A veteran politician and negotiator whose name has become synonymous with county health and social services, Edelman said he feels optimistic after recent talks with other officials in the region.

Stressing the importance of enlisting public opinion to help move the process forward, Edelman seemed to imply that Santa Monica’s neighboring cities are ready to get serious about the issue now that citizens there are demanding action from their elected officials.

“Public awareness is increasing,” he said. “Political will is increasing.”

In addition, the effort will require new agencies and restructuring of older ones, Edelman said.

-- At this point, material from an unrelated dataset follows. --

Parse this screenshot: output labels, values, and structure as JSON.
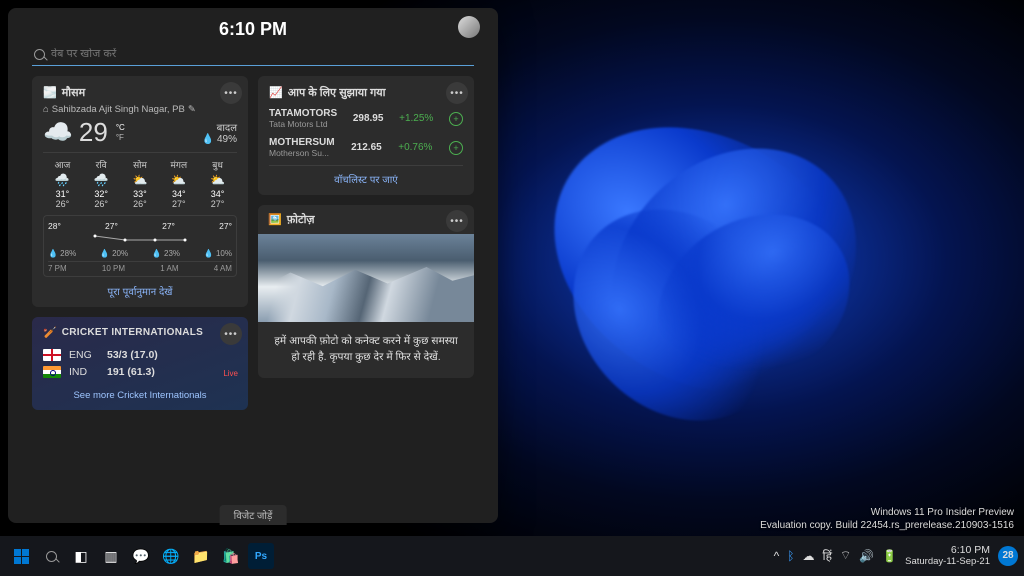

Los Angeles Homeless Services Authority (LAHSA) -- the County agency that administers programs and funds for homeless services -- needs to be amped up and watched more carefully, Edelman said.
“We have LAHSA under scrutiny and hopefully, with the discussions that will take place, its mission will be redefined,” said Edelman, who helped start LAHSA in the early 1990s during his career as county supervisor.

Currently, LAHSA is “only composed of the City and County of LA,” Edelman explained. “It needs to be expanded to bring other cities into it. It needs to be given new powers. It needs to be held accountable for its actions.”

At the same time, Edelman has been spearheading efforts to establish mental heath courts and community courts --alternatives to criminal justice -- which would steer homeless people off the streets and into programs that provide treatment, training and counseling.

The key will be getting “each jurisdiction” to “step up” and “be responsible” for carrying out their part of a regional plan, Edelman said.

Council member Richard Bloom, who has been working for years with other Westside and County officials on the issue, agreed with the former supervisor.

“The really good news is that political will around this issue is developing and is reaching a point that we’ve never seen before,” Bloom said. Now the cities need to “get together to harness that energy to make sure that it doesn’t become a series of individual issues.”

Recently Bloom and Edelman went to New York with other Southern California officials to get some pointers from City leaders there.

“One of the things we learned from New York is that it takes a concentrated effort from a central authority,” Bloom said. And that’s why dealing with homelessness in LA is such a tough nut to crack.

Whereas New York has five Burroughs under a strong mayor, Los Angeles County is made up of 88 municipalities, making it hard to coordinate efforts, Bloom said.

Compounding the problem are the staggering numbers of homeless in the region. Los Angeles County leads the nation in homelessness with some 88,000 people living on its streets, according to a recent census.

And solving the problem probably won’t be cheap. New York’s much touted success cleaning up Times Square cost the city $1 billion, according to a recent Los Angeles Times article. LAHSA’s annual budget is reported at $50 million.

Currently, officials working toward a regional solution are drafting agreements that would require municipalities to shoulder a “fair share” of the burden. But coming to such an agreement will likely be a slow and difficult process, City officials say.